11 Lecture 10, January 29, 2024
We begin Chapter 5 in this lecture!
11.0.1 Chapter 5. Discrete Random Variable
Definition 11.1 (Random Variable) A random variable is a function that maps assigns a real number R to each point in a sample space S. That is, X is a random variable if X:S→R.
Definition 11.2 (Range) The values that a random variables takes is called the range of the random variable. We often denote the range of a random variable X by X(S).
Definition 11.3 (Discrete random variable) The discrete random variables take integer values, or more generally, values in a countable set (i.e. finite or countably infinite set). That is, its range is a discrete/countable subset of R.
Definition 11.4 (Continuous random variable) A random variable is continuous if its range is an interval that is a subset of R (e.g. $[0,1], (0,), {R} $).
Definition 11.5 (Probability (mass) function) The probability (mass) function of a discrete random variable X is the function fX(x)=P(X=x), for x∈R, which is non-zero at at most countably many values.
Notation: We write P(X=x) as the shorthanded notation for P({ω∈S:X(ω)=x}).

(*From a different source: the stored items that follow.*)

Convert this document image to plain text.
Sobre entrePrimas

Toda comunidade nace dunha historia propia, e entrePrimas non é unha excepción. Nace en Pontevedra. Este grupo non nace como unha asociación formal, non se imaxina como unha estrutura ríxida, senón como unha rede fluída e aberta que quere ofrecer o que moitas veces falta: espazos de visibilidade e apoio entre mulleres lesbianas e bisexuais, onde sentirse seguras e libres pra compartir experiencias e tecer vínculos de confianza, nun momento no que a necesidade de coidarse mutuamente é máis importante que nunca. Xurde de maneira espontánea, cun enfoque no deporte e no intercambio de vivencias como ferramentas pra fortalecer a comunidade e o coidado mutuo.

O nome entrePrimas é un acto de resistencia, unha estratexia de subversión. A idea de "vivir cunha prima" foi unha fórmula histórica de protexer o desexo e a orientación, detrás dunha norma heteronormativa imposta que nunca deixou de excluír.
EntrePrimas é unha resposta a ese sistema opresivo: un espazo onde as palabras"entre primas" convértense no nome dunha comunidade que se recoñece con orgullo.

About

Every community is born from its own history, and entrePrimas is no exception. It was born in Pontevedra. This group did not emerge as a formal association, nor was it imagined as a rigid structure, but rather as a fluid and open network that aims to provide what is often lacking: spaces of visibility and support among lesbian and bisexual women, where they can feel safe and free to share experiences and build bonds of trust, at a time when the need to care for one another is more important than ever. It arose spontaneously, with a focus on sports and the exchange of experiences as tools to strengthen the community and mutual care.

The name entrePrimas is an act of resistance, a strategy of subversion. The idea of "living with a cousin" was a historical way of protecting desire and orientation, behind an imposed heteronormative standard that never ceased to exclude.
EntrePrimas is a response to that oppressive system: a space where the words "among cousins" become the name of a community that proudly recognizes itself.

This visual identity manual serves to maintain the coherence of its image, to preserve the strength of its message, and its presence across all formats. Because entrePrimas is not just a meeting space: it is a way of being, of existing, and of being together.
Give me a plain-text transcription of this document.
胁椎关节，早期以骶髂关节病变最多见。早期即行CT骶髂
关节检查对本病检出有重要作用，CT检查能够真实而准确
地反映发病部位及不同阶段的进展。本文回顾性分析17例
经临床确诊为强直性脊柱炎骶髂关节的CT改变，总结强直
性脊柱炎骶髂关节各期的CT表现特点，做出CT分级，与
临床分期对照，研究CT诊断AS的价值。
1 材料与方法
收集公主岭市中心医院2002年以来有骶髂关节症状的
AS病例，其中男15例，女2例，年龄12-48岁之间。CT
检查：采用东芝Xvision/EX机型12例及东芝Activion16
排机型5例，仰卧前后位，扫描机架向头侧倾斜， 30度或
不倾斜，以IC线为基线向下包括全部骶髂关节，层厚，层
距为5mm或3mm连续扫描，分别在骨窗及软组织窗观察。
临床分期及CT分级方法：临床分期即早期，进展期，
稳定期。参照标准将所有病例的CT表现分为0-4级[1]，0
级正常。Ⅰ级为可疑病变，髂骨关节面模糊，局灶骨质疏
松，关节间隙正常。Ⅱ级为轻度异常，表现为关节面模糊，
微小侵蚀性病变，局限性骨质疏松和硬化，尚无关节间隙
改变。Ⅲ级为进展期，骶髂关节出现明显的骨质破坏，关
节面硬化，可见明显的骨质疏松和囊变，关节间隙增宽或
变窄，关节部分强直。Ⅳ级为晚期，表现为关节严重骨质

Notation: We can write fX(x)=P(X−1(x))=(P∘X−1)(x). We call this as push-forward probability measure.
Note: The definition fX is valid for all x, but the value is zero when x is outside the range of the random variable X. (This is called the null set).
Properties of probability mass function f:
fX(x)∈[0,1] for all x, and
∑x∈X(ω)fX(x)=1. i.e. sum of the probability on ALL the events equal to 1.